The above experimental data and detection results show that the YOLOv5-MGC algorithm proposed in this paper can effectively improve the recognition accuracy of GUI elements and reduce the missed recognition rate of tiny elements. It has good performance in GUI element recognition, which provides some help for the subsequent research on mobile application automated testing.
7. Conclusions and Future Works
We propose a robot vision-based algorithm for GUI element recognition, namely, YOLOv5-MGC. This approach is applied to automated mobile application test modeling to improve the accuracy of robot vision recognition. On the basis of YOLOv5, we initially replace the K-means algorithm with K-means++ for target anchor box generation to enhance the feature extraction capability of the network model. Then, the attention mechanism and microscale detection layer are added to the backbone network to improve the element recognition accuracy and reduce the miss detection rate of elements. Finally, the G-Bneck is introduced into the network to reduce the training and detection speed due to the increase of network modules, achieving the effect of accelerating network training while ensuring recognition accuracy.
In the experiment, the convolutional network model YOLOv5 is used for training and testing. According to the comparison of detection performance, the YOLOv5-MGC network based on transfer learning proposed in this paper performs better in terms of recognition accuracy and precision. The mean AP (0.5) can reach 89.8%, and the recognition precision can reach 80.8%.

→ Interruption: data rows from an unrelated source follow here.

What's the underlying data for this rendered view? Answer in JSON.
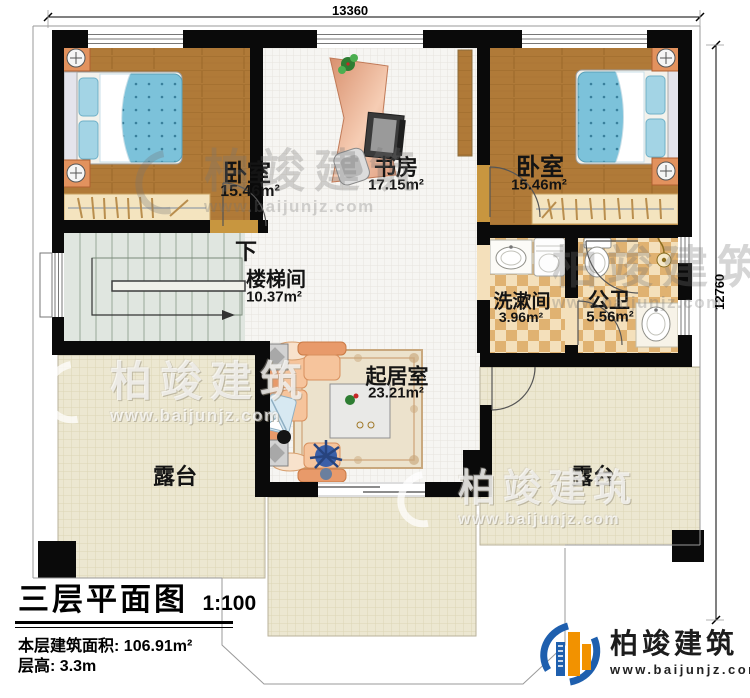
{
  "dimensions": {
    "top": "13360",
    "right": "12760"
  },
  "rooms": {
    "bedroom_left": {
      "name": "卧室",
      "area": "15.46m²"
    },
    "study": {
      "name": "书房",
      "area": "17.15m²"
    },
    "bedroom_right": {
      "name": "卧室",
      "area": "15.46m²"
    },
    "stairwell": {
      "name": "楼梯间",
      "area": "10.37m²",
      "stair_direction": "下"
    },
    "washroom": {
      "name": "洗漱间",
      "area": "3.96m²"
    },
    "bathroom": {
      "name": "公卫",
      "area": "5.56m²"
    },
    "living_room": {
      "name": "起居室",
      "area": "23.21m²"
    },
    "terrace_left": {
      "name": "露台"
    },
    "terrace_right": {
      "name": "露台"
    }
  },
  "title_block": {
    "title": "三层平面图",
    "scale": "1:100",
    "floor_area_label": "本层建筑面积:",
    "floor_area_value": "106.91m²",
    "floor_height_label": "层高:",
    "floor_height_value": "3.3m"
  },
  "brand": {
    "name": "柏竣建筑",
    "website": "www.baijunjz.com"
  },
  "watermark": {
    "text": "柏竣建筑",
    "website": "www.baijunjz.com"
  },
  "colors": {
    "wall": "#0a0a0a",
    "wood_floor": "#b07a38",
    "tile_floor": "#f6f5f2",
    "terrace_floor": "#ece7d1",
    "bath_tile": "#e0b271",
    "stair_floor": "#e0e6e0",
    "bed_blue": "#7cc2da",
    "furniture_peach": "#f0b183",
    "brand_blue": "#1e5fae",
    "brand_orange": "#f29200"
  }
}
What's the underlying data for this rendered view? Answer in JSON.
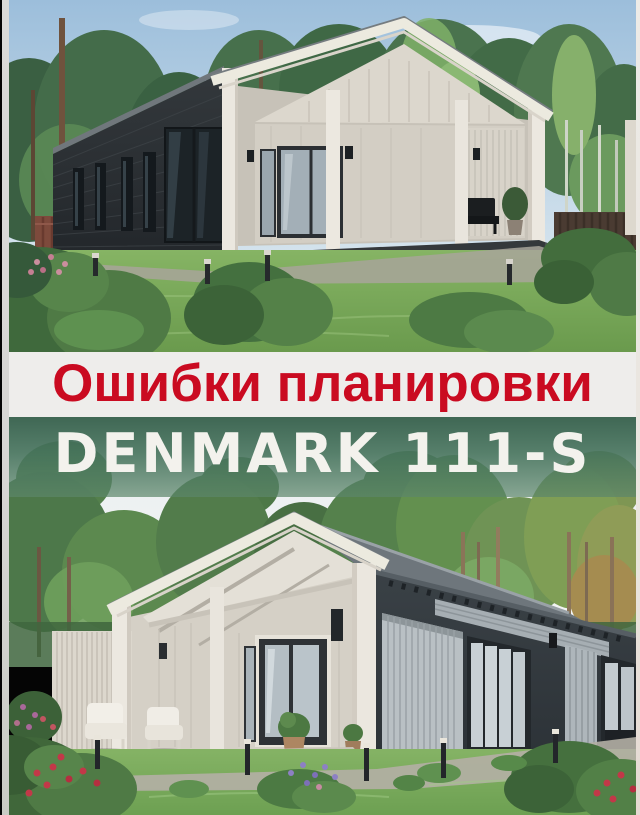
{
  "overlay": {
    "title": {
      "text": "Ошибки планировки"
    },
    "model": {
      "text": "DENMARK 111-S"
    }
  },
  "colors": {
    "title_color": "#ca0b21",
    "title_band_bg": "#eeedeb",
    "model_color": "#f3f2ed",
    "model_band_bg": "#4a745d",
    "frame_edge": "#d6d5d3",
    "top_sky": "#9cbedb",
    "top_house_wall": "#2b3034",
    "porch_wood": "#ebe7df",
    "bottom_sky": "#e9eef1",
    "bottom_house_wall": "#373e43",
    "lawn": "#7fae62"
  },
  "photos": {
    "top": {
      "label": "dark charcoal barnhouse with white gabled porch among pine forest"
    },
    "bottom": {
      "label": "white gabled porch barnhouse with dark wing among pine forest"
    }
  }
}
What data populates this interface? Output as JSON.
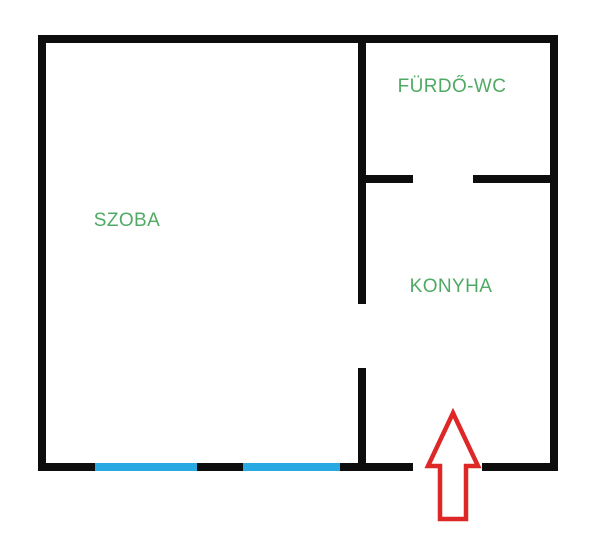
{
  "colors": {
    "background": "#ffffff",
    "wall": "#0d0d0d",
    "label": "#50aa64",
    "window": "#29a9e1",
    "arrow": "#de2727"
  },
  "rooms": [
    {
      "id": "szoba",
      "label": "SZOBA"
    },
    {
      "id": "furdo_wc",
      "label": "FÜRDŐ-WC"
    },
    {
      "id": "konyha",
      "label": "KONYHA"
    }
  ],
  "annotations": {
    "entrance_arrow_direction": "up",
    "window_segment_count": 2
  }
}
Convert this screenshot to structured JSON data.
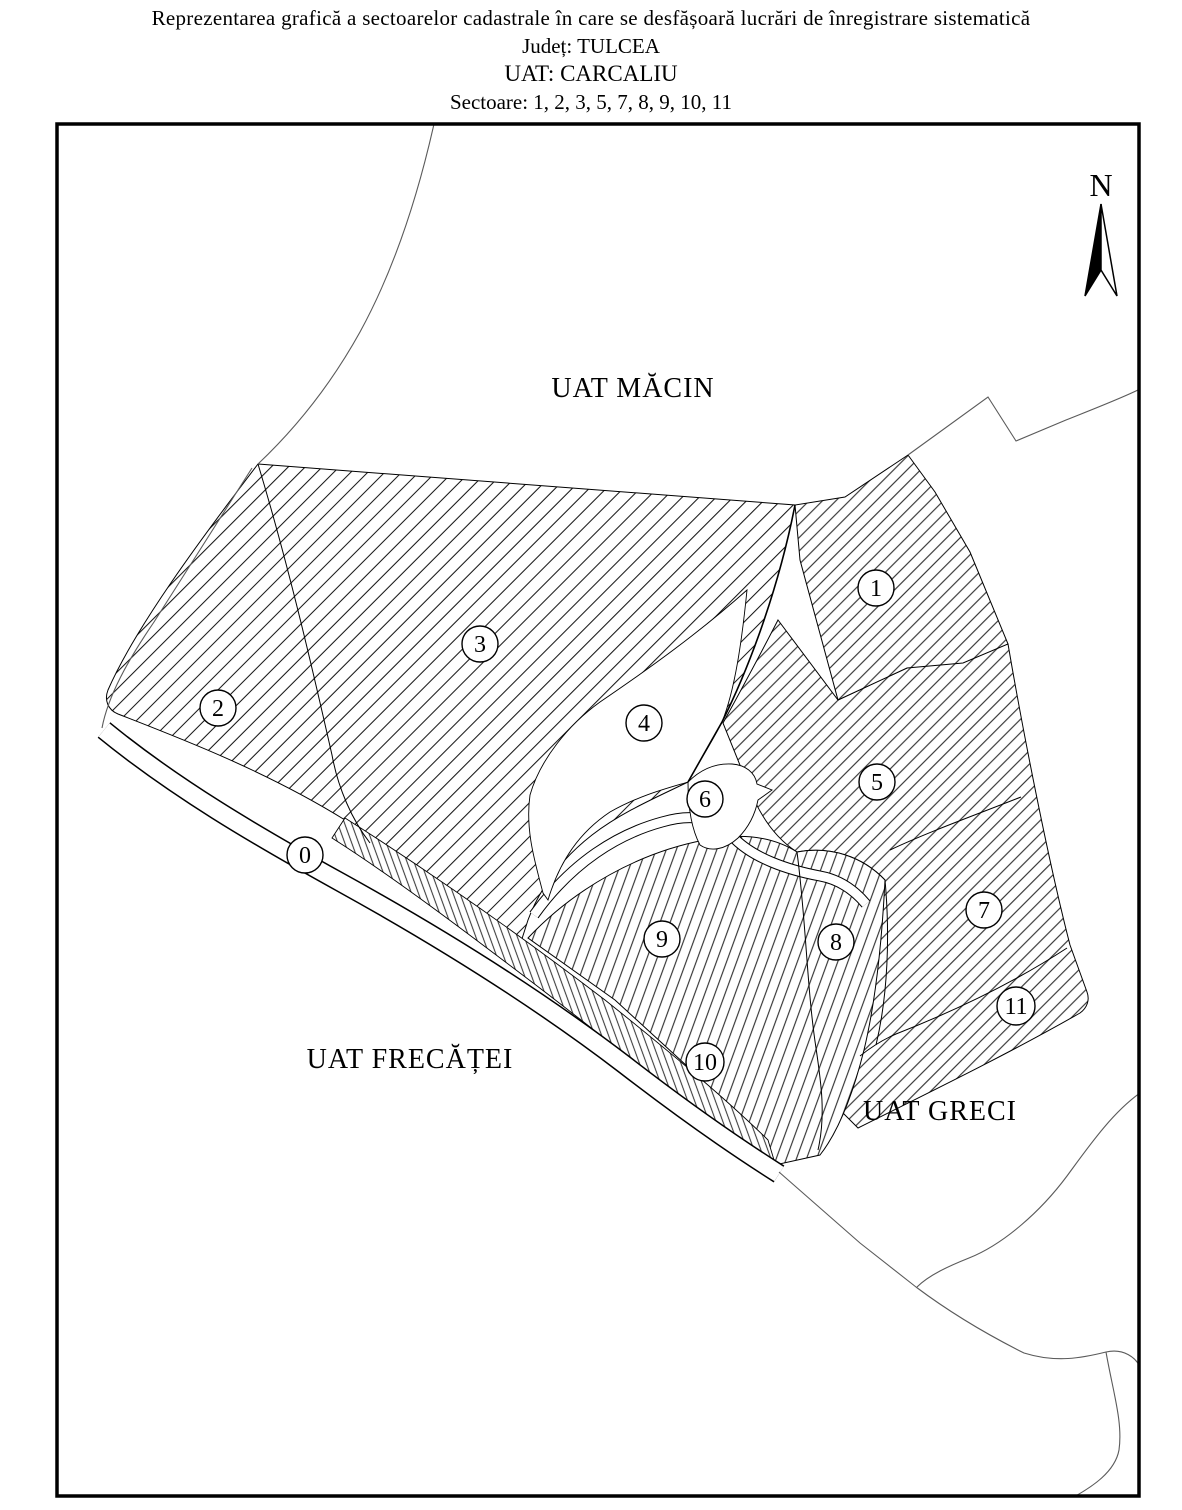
{
  "title": {
    "line1": "Reprezentarea grafică a sectoarelor cadastrale în care se desfășoară lucrări de înregistrare sistematică",
    "judet_label": "Județ: TULCEA",
    "uat_label": "UAT: CARCALIU",
    "sectors_label": "Sectoare: 1, 2, 3, 5, 7, 8, 9, 10, 11"
  },
  "map": {
    "north_label": "N",
    "neighbors": [
      {
        "name": "UAT MĂCIN"
      },
      {
        "name": "UAT FRECĂȚEI"
      },
      {
        "name": "UAT GRECI"
      }
    ],
    "sector_markers": [
      {
        "label": "0"
      },
      {
        "label": "1"
      },
      {
        "label": "2"
      },
      {
        "label": "3"
      },
      {
        "label": "4"
      },
      {
        "label": "5"
      },
      {
        "label": "6"
      },
      {
        "label": "7"
      },
      {
        "label": "8"
      },
      {
        "label": "9"
      },
      {
        "label": "10"
      },
      {
        "label": "11"
      }
    ],
    "colors": {
      "line": "#000000",
      "uat_boundary_line": "#5a5a5a",
      "background": "#ffffff"
    }
  }
}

The method proposed in this paper still has some limitations. First, due to the continuous development and updating of GUI, some of the GUI styles in the RICO dataset used in this paper are already outdated and cannot meet the current training data required. Second, in this paper, the recognition categories are divided into eight categories, among which the others category contains many categories and is more complicated to recognize. Although the algorithm proposed in this paper has been greatly improved for the recognition of the others category, there still exists considerable room for improvement. Thus, we will continue to mine the GUI element classification and consider implementing unsupervised learning for GUI elements to address these limitations in future work.
Data Availability
The data used to support the findings of this study are available from the corresponding author upon request.
Conflicts of Interest
The authors declare that there are no potential conflicts of interest.
Acknowledgments
This work is supported by the following projects: (1) Nature Science Basic Research Plan in Shaanxi Province of China (Grant nos. 2019JM-484). (2) Key Research and Development Project in Shaanxi Province of China (No. 2022GY-048). (3) Scientific Research Program Funded by Shaanxi Province Education Department (No. 19JK0414). (4) National Natural Science Foundation of China (No. 61901388, 62001386).